2007-06-02 11:55:16 · 4 answers · asked by mattp2288 2 in Computers & Internet Hardware Desktops

4 answers

Definitely not a good buy.

If you build youself, you could replicate the Opus mark 1 for roughly $800.

The CPU is second class to Core 2.
The RAM isn't ID'd, which means generic cheapo RAM.
No mention of power supply...means they throw in a cheap 400 watter.
The video card is low end.
The motherboard is not ID'd.
The mark 2 simply ugprades the CPU one model and switches video cards (which it doesn't ID the model of)

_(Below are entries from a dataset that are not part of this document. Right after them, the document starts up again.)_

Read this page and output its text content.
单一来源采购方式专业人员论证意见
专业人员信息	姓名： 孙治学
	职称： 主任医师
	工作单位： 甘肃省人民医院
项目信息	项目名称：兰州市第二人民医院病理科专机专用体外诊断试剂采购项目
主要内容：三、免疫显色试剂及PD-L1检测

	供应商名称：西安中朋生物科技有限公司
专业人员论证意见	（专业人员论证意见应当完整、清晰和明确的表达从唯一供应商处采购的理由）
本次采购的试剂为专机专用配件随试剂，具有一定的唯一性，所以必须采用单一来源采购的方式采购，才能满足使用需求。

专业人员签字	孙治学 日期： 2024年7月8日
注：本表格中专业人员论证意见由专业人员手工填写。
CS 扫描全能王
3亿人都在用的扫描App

What kind of video are you editing? What format?

A single 400gb hard drive isn't going to work for video editing, you need 3 seperate hard disks. One for Windows and programs, one as a "scratch disk" for editing, and one for storage for said editing projects and to place your page file on. Believe me, I've edited on 2 drives and it sucked.

Buy your own parts and if you're think you need help, go on a forum (tomshardware or anandtech) and ask for help. It will be explained step by step to you. If you live in a larger city I'm sure there are member in your city, offer someone $50 to put it together for you. I'm sure there's members that would do it for free.

Install videos:
http://video.google.com/videosearch?q=CPU+install&hl=en

I noticed in another thread you mentioned you have a 7 year old DELL monitor, do yourself a favor and buy a new one:
4:3
http://www.newegg.com/Product/ProductList.aspx?Submit=ENE&N=2010190020%201309821317%201109909237&bop=And&Order=RATING
16:9
http://www.newegg.com/Product/ProductList.aspx?Submit=ENE&N=2010190020+1301919996&Subcategory=20&description=&Ntk=&srchInDesc=

EDIT:
"Blab" talk? It sounds like the guy below works for carbonfrost. Or he enjoys taking it up the ___ along with his multiple of friends who bought there.

I like how he lists:
Corsair for RAM
ASUS for Motherboard.
Antec for Power Supply - 600 Watt

Okay, there are many grades of components from each manufacturer. That's how they turn a profit. Corsair sells everything from a 2gb Ram kit @ $70 to a performance kit at $400+ and everything in between.
http://www.newegg.com/Product/ProductList.aspx?Submit=ENE&N=40000147+1052308477+1052108080&Subcategory=147&description=corsair&Ntk=&srchInDesc=
The same goes for ASUS and Antec. These "builders" buy the stuff they get the best price on to make the most profit, just like any other business.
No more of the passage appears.